Red Hat Bugzilla – Bug 985443
openconnect-5.01 XML POST doesn't send specified group correctly
Last modified: 2014-12-08 11:20:18 EST
Description of problem:
After upgrading to F19, my openconnect VPN doesn't allow access to certain resources. Issue was traced to my client being issued an IP address from the default group. After reading the man page, adding --no-xmlpost to the command restores expected behavior.

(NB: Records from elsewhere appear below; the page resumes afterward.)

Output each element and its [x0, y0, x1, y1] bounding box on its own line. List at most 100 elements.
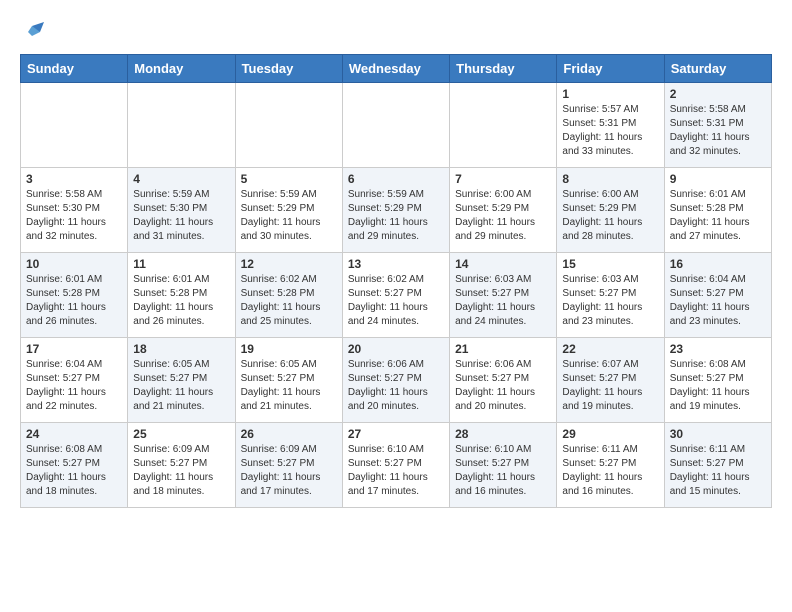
day-number: 7	[455, 172, 551, 186]
week-row-3: 10 Sunrise: 6:01 AM Sunset: 5:28 PM Dayli…	[21, 253, 772, 338]
day-info: Sunrise: 6:11 AM Sunset: 5:27 PM Dayligh…	[562, 443, 658, 499]
day-info: Sunrise: 5:58 AM Sunset: 5:31 PM Dayligh…	[670, 103, 766, 159]
day-number: 1	[562, 87, 658, 101]
day-cell: 24 Sunrise: 6:08 AM Sunset: 5:27 PM Dayli…	[21, 423, 128, 508]
day-cell: 16 Sunrise: 6:04 AM Sunset: 5:27 PM Dayli…	[664, 253, 771, 338]
day-number: 24	[26, 427, 122, 441]
col-header-thursday: Thursday	[450, 55, 557, 83]
day-number: 19	[241, 342, 337, 356]
day-cell	[342, 83, 449, 168]
day-number: 29	[562, 427, 658, 441]
day-number: 28	[455, 427, 551, 441]
day-info: Sunrise: 6:10 AM Sunset: 5:27 PM Dayligh…	[455, 443, 551, 499]
day-cell: 25 Sunrise: 6:09 AM Sunset: 5:27 PM Dayli…	[128, 423, 235, 508]
day-number: 4	[133, 172, 229, 186]
day-number: 10	[26, 257, 122, 271]
week-row-1: 1 Sunrise: 5:57 AM Sunset: 5:31 PM Daylig…	[21, 83, 772, 168]
day-number: 6	[348, 172, 444, 186]
day-cell: 19 Sunrise: 6:05 AM Sunset: 5:27 PM Dayli…	[235, 338, 342, 423]
day-info: Sunrise: 6:01 AM Sunset: 5:28 PM Dayligh…	[133, 273, 229, 329]
week-row-5: 24 Sunrise: 6:08 AM Sunset: 5:27 PM Dayli…	[21, 423, 772, 508]
day-info: Sunrise: 6:07 AM Sunset: 5:27 PM Dayligh…	[562, 358, 658, 414]
day-info: Sunrise: 6:02 AM Sunset: 5:27 PM Dayligh…	[348, 273, 444, 329]
day-info: Sunrise: 5:59 AM Sunset: 5:30 PM Dayligh…	[133, 188, 229, 244]
day-number: 16	[670, 257, 766, 271]
day-cell: 4 Sunrise: 5:59 AM Sunset: 5:30 PM Daylig…	[128, 168, 235, 253]
day-cell: 29 Sunrise: 6:11 AM Sunset: 5:27 PM Dayli…	[557, 423, 664, 508]
week-row-2: 3Sunrise: 5:58 AM Sunset: 5:30 PM Daylig…	[21, 168, 772, 253]
col-header-sunday: Sunday	[21, 55, 128, 83]
day-cell: 8 Sunrise: 6:00 AM Sunset: 5:29 PM Daylig…	[557, 168, 664, 253]
day-info: Sunrise: 5:57 AM Sunset: 5:31 PM Dayligh…	[562, 103, 658, 159]
day-number: 12	[241, 257, 337, 271]
day-cell: 26 Sunrise: 6:09 AM Sunset: 5:27 PM Dayli…	[235, 423, 342, 508]
col-header-saturday: Saturday	[664, 55, 771, 83]
day-info: Sunrise: 5:59 AM Sunset: 5:29 PM Dayligh…	[241, 188, 337, 244]
day-cell: 23 Sunrise: 6:08 AM Sunset: 5:27 PM Dayli…	[664, 338, 771, 423]
logo-bird-icon	[24, 20, 48, 44]
day-number: 17	[26, 342, 122, 356]
col-header-friday: Friday	[557, 55, 664, 83]
day-cell: 3Sunrise: 5:58 AM Sunset: 5:30 PM Daylig…	[21, 168, 128, 253]
day-number: 22	[562, 342, 658, 356]
day-number: 18	[133, 342, 229, 356]
day-number: 2	[670, 87, 766, 101]
day-number: 26	[241, 427, 337, 441]
day-cell: 22 Sunrise: 6:07 AM Sunset: 5:27 PM Dayli…	[557, 338, 664, 423]
day-info: Sunrise: 6:09 AM Sunset: 5:27 PM Dayligh…	[241, 443, 337, 499]
day-cell: 10 Sunrise: 6:01 AM Sunset: 5:28 PM Dayli…	[21, 253, 128, 338]
day-info: Sunrise: 6:05 AM Sunset: 5:27 PM Dayligh…	[241, 358, 337, 414]
day-cell: 17 Sunrise: 6:04 AM Sunset: 5:27 PM Dayli…	[21, 338, 128, 423]
day-info: Sunrise: 6:05 AM Sunset: 5:27 PM Dayligh…	[133, 358, 229, 414]
day-cell: 6 Sunrise: 5:59 AM Sunset: 5:29 PM Daylig…	[342, 168, 449, 253]
day-cell: 5 Sunrise: 5:59 AM Sunset: 5:29 PM Daylig…	[235, 168, 342, 253]
day-info: Sunrise: 6:00 AM Sunset: 5:29 PM Dayligh…	[455, 188, 551, 244]
day-info: Sunrise: 6:08 AM Sunset: 5:27 PM Dayligh…	[670, 358, 766, 414]
day-cell: 15 Sunrise: 6:03 AM Sunset: 5:27 PM Dayli…	[557, 253, 664, 338]
day-cell: 28 Sunrise: 6:10 AM Sunset: 5:27 PM Dayli…	[450, 423, 557, 508]
day-info: Sunrise: 5:58 AM Sunset: 5:30 PM Dayligh…	[26, 188, 122, 244]
week-row-4: 17 Sunrise: 6:04 AM Sunset: 5:27 PM Dayli…	[21, 338, 772, 423]
day-number: 21	[455, 342, 551, 356]
col-header-monday: Monday	[128, 55, 235, 83]
day-number: 14	[455, 257, 551, 271]
day-info: Sunrise: 6:04 AM Sunset: 5:27 PM Dayligh…	[26, 358, 122, 414]
day-info: Sunrise: 6:03 AM Sunset: 5:27 PM Dayligh…	[562, 273, 658, 329]
day-number: 25	[133, 427, 229, 441]
day-cell: 27Sunrise: 6:10 AM Sunset: 5:27 PM Dayli…	[342, 423, 449, 508]
day-info: Sunrise: 6:04 AM Sunset: 5:27 PM Dayligh…	[670, 273, 766, 329]
day-info: Sunrise: 6:11 AM Sunset: 5:27 PM Dayligh…	[670, 443, 766, 499]
day-info: Sunrise: 6:01 AM Sunset: 5:28 PM Dayligh…	[26, 273, 122, 329]
day-cell	[128, 83, 235, 168]
day-info: Sunrise: 6:06 AM Sunset: 5:27 PM Dayligh…	[455, 358, 551, 414]
day-number: 9	[670, 172, 766, 186]
day-cell: 21 Sunrise: 6:06 AM Sunset: 5:27 PM Dayli…	[450, 338, 557, 423]
day-info: Sunrise: 5:59 AM Sunset: 5:29 PM Dayligh…	[348, 188, 444, 244]
day-number: 30	[670, 427, 766, 441]
day-number: 5	[241, 172, 337, 186]
col-header-wednesday: Wednesday	[342, 55, 449, 83]
day-cell: 30 Sunrise: 6:11 AM Sunset: 5:27 PM Dayli…	[664, 423, 771, 508]
day-info: Sunrise: 6:00 AM Sunset: 5:29 PM Dayligh…	[562, 188, 658, 244]
day-cell: 7 Sunrise: 6:00 AM Sunset: 5:29 PM Daylig…	[450, 168, 557, 253]
day-number: 27	[348, 427, 444, 441]
day-info: Sunrise: 6:02 AM Sunset: 5:28 PM Dayligh…	[241, 273, 337, 329]
day-info: Sunrise: 6:06 AM Sunset: 5:27 PM Dayligh…	[348, 358, 444, 414]
day-cell: 14Sunrise: 6:03 AM Sunset: 5:27 PM Dayli…	[450, 253, 557, 338]
day-cell: 13 Sunrise: 6:02 AM Sunset: 5:27 PM Dayli…	[342, 253, 449, 338]
day-number: 23	[670, 342, 766, 356]
day-number: 15	[562, 257, 658, 271]
day-cell: 2 Sunrise: 5:58 AM Sunset: 5:31 PM Daylig…	[664, 83, 771, 168]
day-number: 11	[133, 257, 229, 271]
day-cell	[450, 83, 557, 168]
day-info: Sunrise: 6:08 AM Sunset: 5:27 PM Dayligh…	[26, 443, 122, 499]
day-cell: 12 Sunrise: 6:02 AM Sunset: 5:28 PM Dayli…	[235, 253, 342, 338]
day-cell	[21, 83, 128, 168]
day-cell: 1 Sunrise: 5:57 AM Sunset: 5:31 PM Daylig…	[557, 83, 664, 168]
day-info: Sunrise: 6:09 AM Sunset: 5:27 PM Dayligh…	[133, 443, 229, 499]
calendar-header-row: SundayMondayTuesdayWednesdayThursdayFrid…	[21, 55, 772, 83]
day-number: 13	[348, 257, 444, 271]
day-cell: 11 Sunrise: 6:01 AM Sunset: 5:28 PM Dayli…	[128, 253, 235, 338]
day-number: 8	[562, 172, 658, 186]
day-cell	[235, 83, 342, 168]
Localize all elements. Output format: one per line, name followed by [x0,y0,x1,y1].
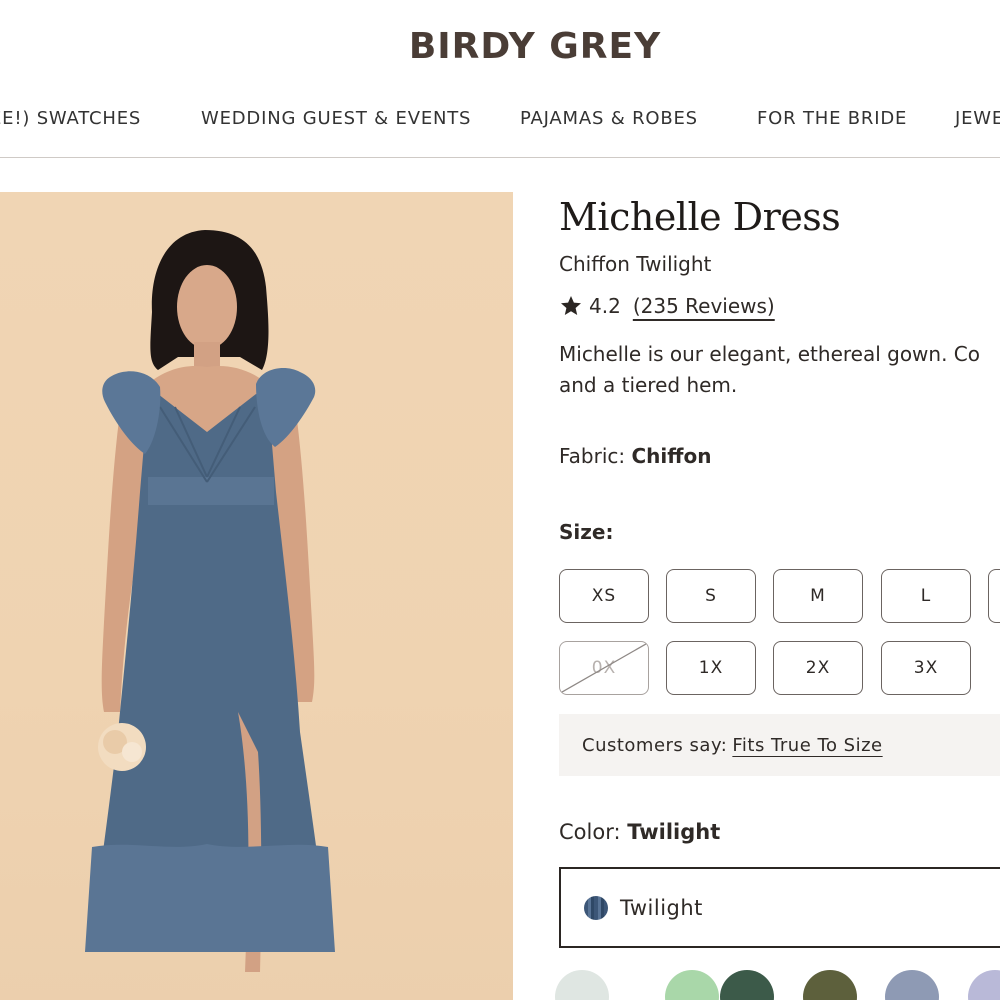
reviews-link[interactable]: (235 Reviews) [633,294,775,318]
description-line-2: and a tiered hem. [559,373,738,397]
nav-item-jewelry[interactable]: JEWE [955,108,1000,129]
star-icon [561,296,581,315]
brand-logo[interactable]: BIRDY GREY [0,26,1000,67]
size-button-1x[interactable]: 1X [666,641,756,695]
nav-item-wedding-guest[interactable]: WEDDING GUEST & EVENTS [201,108,471,129]
selected-color-name: Twilight [620,895,703,920]
swatch-olive[interactable] [803,970,857,1000]
rating-value: 4.2 [589,294,621,318]
rating-row: 4.2 (235 Reviews) [559,294,775,318]
product-title: Michelle Dress [559,195,841,239]
size-button-2x[interactable]: 2X [773,641,863,695]
swatch-emerald[interactable] [720,970,774,1000]
size-button-xl-partial[interactable] [988,569,1000,623]
product-description: Michelle is our elegant, ethereal gown. … [559,339,1000,401]
fit-summary: Customers say: Fits True To Size [559,714,1000,776]
main-nav: EE!) SWATCHES WEDDING GUEST & EVENTS PAJ… [0,108,1000,134]
size-button-s[interactable]: S [666,569,756,623]
fabric-info: Fabric: Chiffon [559,444,711,468]
swatch-lavender[interactable] [968,970,1000,1000]
size-button-0x-unavailable[interactable]: 0X [559,641,649,695]
swatch-slate-blue[interactable] [885,970,939,1000]
strikethrough-icon [561,643,647,693]
size-button-m[interactable]: M [773,569,863,623]
model-illustration [85,230,335,972]
size-button-3x[interactable]: 3X [881,641,971,695]
size-button-l[interactable]: L [881,569,971,623]
fabric-label: Fabric: [559,444,632,468]
product-subtitle: Chiffon Twilight [559,252,712,276]
nav-item-for-the-bride[interactable]: FOR THE BRIDE [757,108,907,129]
color-select[interactable]: Twilight [559,867,1000,948]
twilight-swatch-icon [584,895,608,920]
description-line-1: Michelle is our elegant, ethereal gown. … [559,342,981,366]
swatch-mint[interactable] [665,970,719,1000]
product-image[interactable] [0,192,513,1000]
color-label: Color: Twilight [559,820,720,844]
nav-item-swatches[interactable]: EE!) SWATCHES [0,108,141,129]
fit-link[interactable]: Fits True To Size [732,735,882,756]
swatch-light-sage[interactable] [555,970,609,1000]
nav-item-pajamas-robes[interactable]: PAJAMAS & ROBES [520,108,698,129]
size-label: Size: [559,520,614,544]
fabric-value: Chiffon [631,444,712,468]
color-label-value: Twilight [627,820,721,844]
fit-prefix: Customers say: [582,734,728,756]
size-button-xs[interactable]: XS [559,569,649,623]
nav-divider [0,157,1000,158]
color-label-text: Color: [559,820,628,844]
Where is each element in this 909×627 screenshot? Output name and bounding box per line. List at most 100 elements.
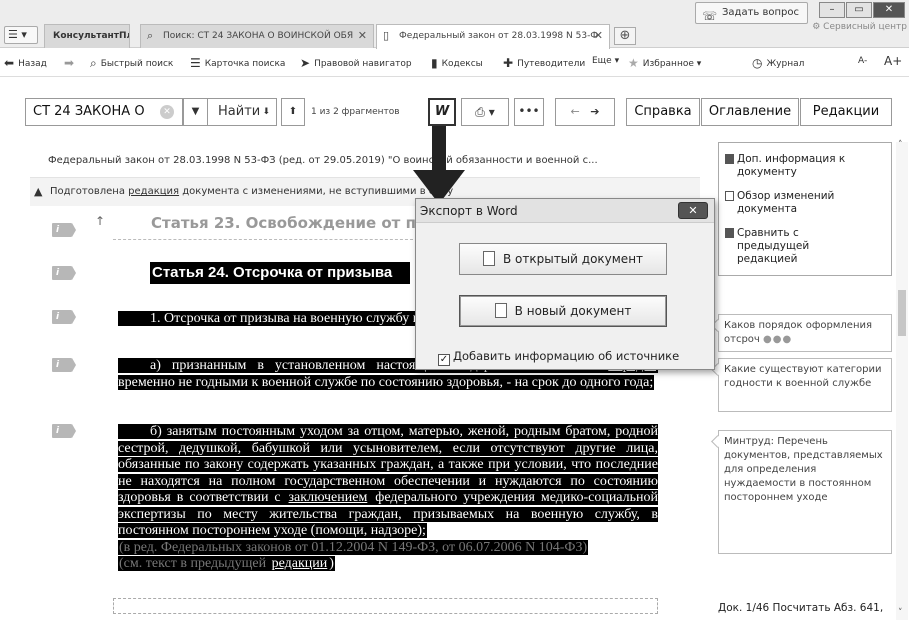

Version-Release number of selected component (if applicable):
openconnect -v -v -v --authgroup ORG-UNIT -u uid --no-cert-check vpn1.example.com
openconnect -v -v -v --authgroup ORG-UNIT -u uid --no-cert-check --no-xmlpost vpn1.example.com
Incorrect IP address assignment resulting from incorrect/missing group sent in new XML POST.
Correct IP address.
This should be worked around in 5.02 (in Fedora 20) and properly fixed in the 6.00 release (rawhide, coming to 20 soon).
Are you still on Fedora 19, or are you able to test with F20?
I'll push out an update for Fedora 19 too.
Oh, pushing the update to F19/F20 is non-trivial since it involves an ABI change in the libopenconnect library... which the KDE authentication tool isn't yet fully prepared to cope with.
If you can confirm that OpenConnect v6.00 works correctly, I'll try to work out the upgrade process.